O bloco BRICS, composto por Brasil, Rússia, Índia, China e África do Sul, assume um papel cada vez mais importante na dinâmica global ao desafiar as barreiras comerciais e tecnológicas que os Estados Unidos e seus aliados impõem à China. Durante a 16ª Cúpula do BRICS, realizada em Kazan, Rússia, entre os dias 22 e 24 de outubro, o tema central das discussões girou em torno das estratégias do bloco para mitigar os obstáculos impostos ao avanço tecnológico chinês.
De acordo com especialistas em relações internacionais, os esforços do bloco visam contrabalançar as sanções econômicas lideradas por EUA e Europa, cujo objetivo é conter o florescimento tecnológico da China. Essas medidas incluem controle draconiano sobre investimentos chineses em países ocidentais e limitações severas à exportação de tecnologias de ponta para a China, além de campanhas orquestradas para excluir empresas chinesas do alicerce do 5G.
O professor José Augusto Fontoura Costa, da Universidade de São Paulo (USP), explica que a situação não é apenas uma disputa comercial, mas sim uma verdadeira guerra econômica desenhada para deter o avanço chinês em setores críticos de tecnologia. "Estamos falando de disputas acirradas em áreas de tecnologia de chips e semicondutores, desenvolvimento aeroespacial, biotecnologia, produção de medicamentos e química avançada", acrescenta ele. É nesses campos que a hegemonia mundial poderá ser redefinida, aludindo a um possível equilíbrio ou mudança no poder global.

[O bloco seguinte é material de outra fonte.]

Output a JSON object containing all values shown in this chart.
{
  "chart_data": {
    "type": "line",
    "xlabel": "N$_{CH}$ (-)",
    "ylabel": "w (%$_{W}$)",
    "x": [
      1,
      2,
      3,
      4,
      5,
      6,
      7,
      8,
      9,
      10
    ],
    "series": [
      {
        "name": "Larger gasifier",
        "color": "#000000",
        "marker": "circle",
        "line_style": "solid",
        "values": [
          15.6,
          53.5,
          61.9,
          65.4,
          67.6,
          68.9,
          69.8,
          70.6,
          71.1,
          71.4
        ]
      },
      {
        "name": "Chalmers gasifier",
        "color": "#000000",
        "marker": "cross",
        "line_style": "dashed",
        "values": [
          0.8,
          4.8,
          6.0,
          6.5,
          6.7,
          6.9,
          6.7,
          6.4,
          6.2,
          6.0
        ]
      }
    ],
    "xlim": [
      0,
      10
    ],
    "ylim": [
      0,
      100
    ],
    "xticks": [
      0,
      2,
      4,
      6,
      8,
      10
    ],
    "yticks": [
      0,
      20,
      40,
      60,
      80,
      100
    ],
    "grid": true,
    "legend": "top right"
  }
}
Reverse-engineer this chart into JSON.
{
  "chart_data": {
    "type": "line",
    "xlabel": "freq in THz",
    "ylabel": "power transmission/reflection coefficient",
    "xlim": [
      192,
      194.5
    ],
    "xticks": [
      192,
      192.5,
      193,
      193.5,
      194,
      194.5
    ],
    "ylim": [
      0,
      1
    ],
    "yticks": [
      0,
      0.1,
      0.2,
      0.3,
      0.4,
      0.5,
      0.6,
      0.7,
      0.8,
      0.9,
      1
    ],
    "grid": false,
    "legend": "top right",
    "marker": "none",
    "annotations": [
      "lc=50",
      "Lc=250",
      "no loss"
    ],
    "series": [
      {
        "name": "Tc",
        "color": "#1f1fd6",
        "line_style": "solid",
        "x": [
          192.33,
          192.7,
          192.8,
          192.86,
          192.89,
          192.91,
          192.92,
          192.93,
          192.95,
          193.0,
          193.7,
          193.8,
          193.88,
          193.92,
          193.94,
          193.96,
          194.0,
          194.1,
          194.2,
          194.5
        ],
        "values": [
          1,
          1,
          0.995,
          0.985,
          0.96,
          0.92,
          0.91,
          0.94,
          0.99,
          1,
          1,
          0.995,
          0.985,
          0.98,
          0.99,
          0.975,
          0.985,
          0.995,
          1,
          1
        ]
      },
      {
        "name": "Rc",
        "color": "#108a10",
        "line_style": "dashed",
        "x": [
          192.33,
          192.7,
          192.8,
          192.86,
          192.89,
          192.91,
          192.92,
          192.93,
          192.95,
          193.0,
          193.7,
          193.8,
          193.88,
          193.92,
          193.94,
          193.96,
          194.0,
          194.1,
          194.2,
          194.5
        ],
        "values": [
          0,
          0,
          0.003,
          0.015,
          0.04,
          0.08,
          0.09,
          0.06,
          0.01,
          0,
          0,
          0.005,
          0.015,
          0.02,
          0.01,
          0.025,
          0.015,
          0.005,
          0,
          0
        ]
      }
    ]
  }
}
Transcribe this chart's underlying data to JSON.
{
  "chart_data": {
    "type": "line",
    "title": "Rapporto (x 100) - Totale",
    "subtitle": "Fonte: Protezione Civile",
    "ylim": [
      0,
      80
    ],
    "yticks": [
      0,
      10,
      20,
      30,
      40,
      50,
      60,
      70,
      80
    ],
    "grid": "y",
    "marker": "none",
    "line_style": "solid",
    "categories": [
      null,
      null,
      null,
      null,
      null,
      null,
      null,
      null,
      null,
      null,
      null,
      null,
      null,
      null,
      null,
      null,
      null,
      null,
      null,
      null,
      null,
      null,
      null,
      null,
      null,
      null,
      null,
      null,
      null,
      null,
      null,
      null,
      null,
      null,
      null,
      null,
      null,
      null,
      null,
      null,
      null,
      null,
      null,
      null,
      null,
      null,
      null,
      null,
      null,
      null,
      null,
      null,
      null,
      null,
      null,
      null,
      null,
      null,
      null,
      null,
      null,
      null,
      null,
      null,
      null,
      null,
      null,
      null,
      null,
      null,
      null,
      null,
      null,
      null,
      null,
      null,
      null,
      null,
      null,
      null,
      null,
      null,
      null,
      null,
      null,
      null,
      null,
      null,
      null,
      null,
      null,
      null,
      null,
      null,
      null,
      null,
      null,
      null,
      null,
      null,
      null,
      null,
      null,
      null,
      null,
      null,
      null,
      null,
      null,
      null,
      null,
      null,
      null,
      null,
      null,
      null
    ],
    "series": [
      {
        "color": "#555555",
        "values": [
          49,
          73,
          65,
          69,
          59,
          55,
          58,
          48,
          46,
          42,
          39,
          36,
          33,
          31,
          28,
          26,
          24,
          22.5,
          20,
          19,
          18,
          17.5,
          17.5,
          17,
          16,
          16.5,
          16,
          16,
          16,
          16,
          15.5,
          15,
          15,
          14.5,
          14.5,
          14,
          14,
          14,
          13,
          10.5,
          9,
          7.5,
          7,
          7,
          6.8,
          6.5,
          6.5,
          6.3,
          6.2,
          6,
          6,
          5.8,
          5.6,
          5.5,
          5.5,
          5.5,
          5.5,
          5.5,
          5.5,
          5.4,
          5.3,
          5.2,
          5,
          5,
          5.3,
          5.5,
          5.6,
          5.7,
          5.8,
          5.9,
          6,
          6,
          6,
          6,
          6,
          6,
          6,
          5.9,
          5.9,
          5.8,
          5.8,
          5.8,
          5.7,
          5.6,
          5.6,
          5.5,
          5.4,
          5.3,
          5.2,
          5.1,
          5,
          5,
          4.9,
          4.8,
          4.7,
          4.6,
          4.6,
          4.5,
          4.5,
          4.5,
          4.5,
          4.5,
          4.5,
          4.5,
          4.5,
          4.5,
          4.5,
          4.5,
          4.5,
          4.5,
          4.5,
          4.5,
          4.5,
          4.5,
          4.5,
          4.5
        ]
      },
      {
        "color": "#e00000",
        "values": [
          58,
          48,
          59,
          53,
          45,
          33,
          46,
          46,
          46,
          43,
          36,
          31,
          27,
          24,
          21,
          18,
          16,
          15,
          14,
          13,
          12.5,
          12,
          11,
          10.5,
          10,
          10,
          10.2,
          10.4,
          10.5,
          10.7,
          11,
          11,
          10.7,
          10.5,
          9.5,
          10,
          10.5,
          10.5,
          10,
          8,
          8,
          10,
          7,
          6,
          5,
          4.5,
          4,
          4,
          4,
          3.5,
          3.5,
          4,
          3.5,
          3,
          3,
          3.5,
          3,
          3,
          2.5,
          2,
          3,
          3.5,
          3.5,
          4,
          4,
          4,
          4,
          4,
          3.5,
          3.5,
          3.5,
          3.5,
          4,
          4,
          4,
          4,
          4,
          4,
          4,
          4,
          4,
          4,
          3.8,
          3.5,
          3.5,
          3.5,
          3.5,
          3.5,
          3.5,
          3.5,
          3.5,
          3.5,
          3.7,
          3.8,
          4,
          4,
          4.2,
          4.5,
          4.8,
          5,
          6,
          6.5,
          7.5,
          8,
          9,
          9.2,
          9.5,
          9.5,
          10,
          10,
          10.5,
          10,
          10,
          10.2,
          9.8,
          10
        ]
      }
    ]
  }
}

Por sua vez, a coordenadora Maria Elena Rodríguez, integrante do grupo de pesquisa BRICS da PUC-Rio, reforça que o controle das tecnologias-chave pelas potências ocidentais visa garantir não apenas predominância econômica, mas também impor dependência tecnológica aos países em desenvolvimento. "É um mecanismo de domínio econômico e hegemônico, uma replicação do imperialismo através da tecnologia. A tentativa é estabelecer uma dependência colonial moderna onde o impulso é sempre de necessidade e não de escolha", pontua.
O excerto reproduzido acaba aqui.